Surgical complications such as malpositioning the implant can result in overcorrection or undercorrection, and inserting an implant of the wrong size can cause the implant to break and degrade. In addition, biologic complications—including foreign body reaction, synovitis, infection, pain, osteonecrosis of the talus, and calcaneus fracture—can occur with subtalar arthroereisis. These complications are especially concerning because no clear indications for the procedure exist.

“The bottom line is that more information and, in particular, long-term studies are needed before subtalar arthroereisis can be recommended for children with flatfoot deformity—whether painful or painless,” he said. “It’s also important to clarify the surgical indications for the procedure based on the best scientific evidence available.

“Biology trumps technology in these cases,” he said. “The results of biologic surgical approaches for the correction of painful flexible foot deformity in children are the gold standard upon which to compare other methods.”

He concluded, “Based on my review of the literature, I don’t recommend subtalar arthroereisis as a treatment for painful flatfoot deformity in children.”

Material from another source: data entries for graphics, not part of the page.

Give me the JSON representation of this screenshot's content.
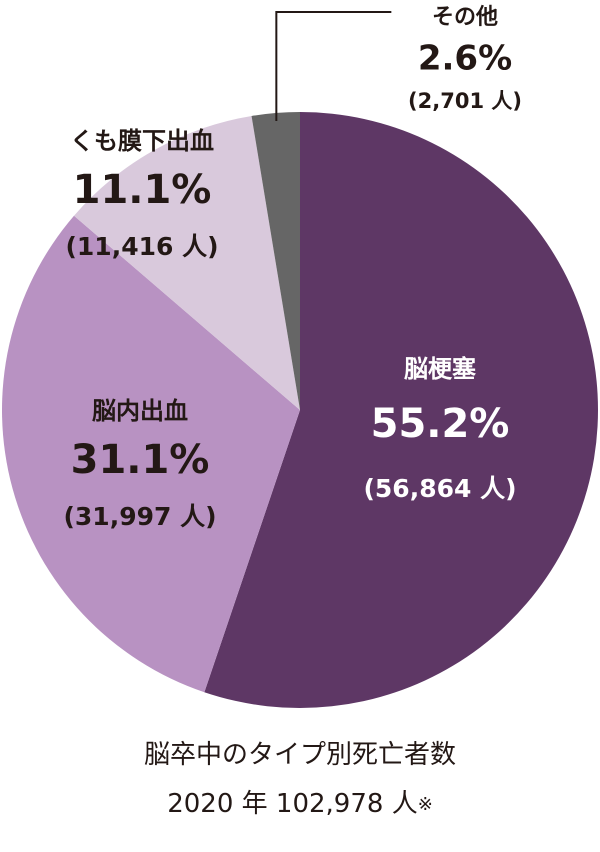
{
  "chart_data": {
    "type": "pie",
    "caption": "脳卒中のタイプ別死亡者数",
    "caption2": {
      "year": "2020 年",
      "total": "102,978 人",
      "mark": "※"
    },
    "slices": [
      {
        "label": "脳梗塞",
        "percent": 55.2,
        "percent_label": "55.2%",
        "count_label": "(56,864 人)",
        "color": "#5e3765",
        "text_color": "#ffffff"
      },
      {
        "label": "脳内出血",
        "percent": 31.1,
        "percent_label": "31.1%",
        "count_label": "(31,997 人)",
        "color": "#b892c2",
        "text_color": "#231815"
      },
      {
        "label": "くも膜下出血",
        "percent": 11.1,
        "percent_label": "11.1%",
        "count_label": "(11,416 人)",
        "color": "#d9c9dc",
        "text_color": "#231815"
      },
      {
        "label": "その他",
        "percent": 2.6,
        "percent_label": "2.6%",
        "count_label": "(2,701 人)",
        "color": "#666666",
        "text_color": "#231815"
      }
    ]
  }
}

Disclosure information: Dr. Fitzgibbons—Foot and Ankle International; Dr. Mosca—Journal of Pediatric Orthopedics, Journal of Children’s Orthopaedics.

Bottom line

  • Subtalar arthroereisis may be a successful adjunct to tarsal coalition resection in adults and older children with flatfoot deformity.
  • Subtalar arthroereisis is associated with a variety of complications.
  • The surgical indications for subtalar arthroereisis should be evidence based.
  • Long-term studies are needed to prove the efficacy of subtalar arthroereisis in children with flatfoot deformity.